La partida de Monopoly más larga de la historia termina después de 152 años
La noticia es todavía más sorprendente si tenemos en cuenta que el popular juego de mesa sólo existe desde hace menos de un siglo

Cuando
Isaiah Jerkins, un humilde granjero de Iowa, decidió jugar a un simple juego de mesa para matar un par de horas que tenía sueltas, no podía imaginarse que no llegaría a ver el fin de lo que él había iniciado. Corría 1858, e Isaiah, su mujer y su hijo adolescente creyeron erróneamente que para la hora de cenar ya habrían acabado. Cuarenta años más tarde, seguían ahí. Todos los cerdos de la granja habían muerto y de hecho los Jerkins ya sólo se alimentaban de hierbajos, puesto que necesitaban acabar esa partida. Según parece, la madre consiguió la calle azul de más valor (
First Street, en aquella edición) pero no podía edificar porque el padre poseía la otra calle del mismo color (a la que en un alarde de originalidad bautizaron
Second Street). El hijo, por su parte, tenía dos de las tres calles verdes (o sea, que tampoco podía construir) y además la compañía de aguas, que no sirve para mucho pero jode un montón.

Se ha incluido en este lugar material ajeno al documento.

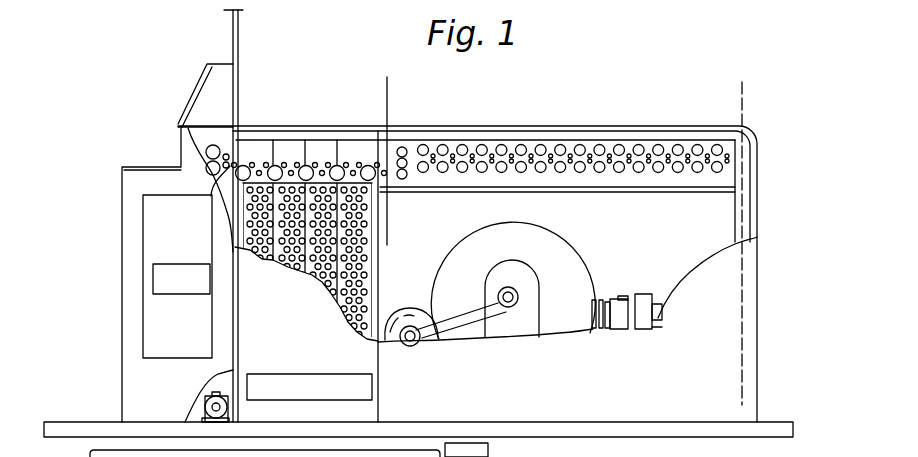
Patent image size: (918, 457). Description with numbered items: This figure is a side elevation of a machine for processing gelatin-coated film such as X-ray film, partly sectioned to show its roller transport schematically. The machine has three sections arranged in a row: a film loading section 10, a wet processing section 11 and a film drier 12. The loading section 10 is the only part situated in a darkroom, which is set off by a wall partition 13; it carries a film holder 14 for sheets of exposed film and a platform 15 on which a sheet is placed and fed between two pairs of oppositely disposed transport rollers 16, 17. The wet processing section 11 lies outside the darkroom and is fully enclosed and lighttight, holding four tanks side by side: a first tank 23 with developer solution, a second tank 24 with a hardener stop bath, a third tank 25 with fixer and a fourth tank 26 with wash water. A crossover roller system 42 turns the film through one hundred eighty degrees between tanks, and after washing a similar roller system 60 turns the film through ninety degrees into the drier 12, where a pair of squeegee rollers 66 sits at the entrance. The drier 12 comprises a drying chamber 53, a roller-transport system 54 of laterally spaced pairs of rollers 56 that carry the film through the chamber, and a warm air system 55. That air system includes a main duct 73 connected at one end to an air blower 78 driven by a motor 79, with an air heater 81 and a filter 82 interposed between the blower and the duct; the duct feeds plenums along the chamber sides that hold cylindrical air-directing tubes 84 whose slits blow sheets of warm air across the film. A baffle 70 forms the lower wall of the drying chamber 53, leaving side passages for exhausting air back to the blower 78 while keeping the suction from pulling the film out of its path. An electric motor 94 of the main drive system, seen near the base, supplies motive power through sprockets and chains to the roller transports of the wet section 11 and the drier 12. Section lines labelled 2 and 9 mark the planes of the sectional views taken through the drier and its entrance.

The section line 2- 2 is at (748, 92).
The section line 9- 9 is at (387, 82).
The film loading section 10 is at (141, 104).
The wet processing section 11 is at (291, 369).
The film drier 12 is at (588, 387).
The wall partition 13 is at (238, 26).
The film holder 14 is at (203, 73).
The platform 15 is at (152, 165).
The transport rollers 16 is at (209, 171).
The transport rollers 17 is at (214, 192).
The first tank 23 is at (266, 259).
The second tank 24 is at (288, 268).
The third tank 25 is at (322, 283).
The fourth tank 26 is at (345, 312).
The crossover roller system 42 is at (342, 166).
The drying chamber 53 is at (548, 146).
The roller-transport system 54 is at (478, 172).
The warm air system 55 is at (614, 302).
The rollers 56 is at (645, 148).
The roller system 60 is at (250, 165).
The squeegee rollers 66 is at (402, 146).
The baffle 70 is at (647, 190).
The main duct 73 is at (660, 315).
The air blower 78 is at (562, 244).
The motor 79 is at (397, 314).
The air heater 81 is at (627, 297).
The filter 82 is at (643, 296).
The air-directing tubes 84 is at (460, 148).
The electric motor 94 is at (200, 394).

La situación no se resolvió ni con la muerte del granjero, puesto que un sobrino de la familia que casualmente había pasado para visitarles le sustituyó. También la esposa fue reemplazada a su muerte con una hija de la finca vecina. Pasaron los años, y la gente iba pasando, pero la partida permanecía. Mientras aquel juego transcurría, el mundo cambió por completo (guerras mundiales, invenciones de cosas... lo típico del siglo XX, si queréis datos concretos consultad la Wikipedia), aunque nada de ello afectó al desarrollo del Monopoly. Cuando fueron a buscar al bisnieto de Isaiah para que se fuera a Vietnam, el propio encargado del reclutamiento se quedó allí y estuvo jugando durante 17 años.
Finalmente, el pasado mes de marzo un astronauta, una señora de Cuenca y un Fox Terrier (hubo muchos reemplazos y al final ya ponían a cualquiera) anunciaron el final de la partida a través de un comunicado. El vencedor fue el perro, que consiguió salir victorioso gracias a su hábil uso de la tarjeta de la compañía de aguas.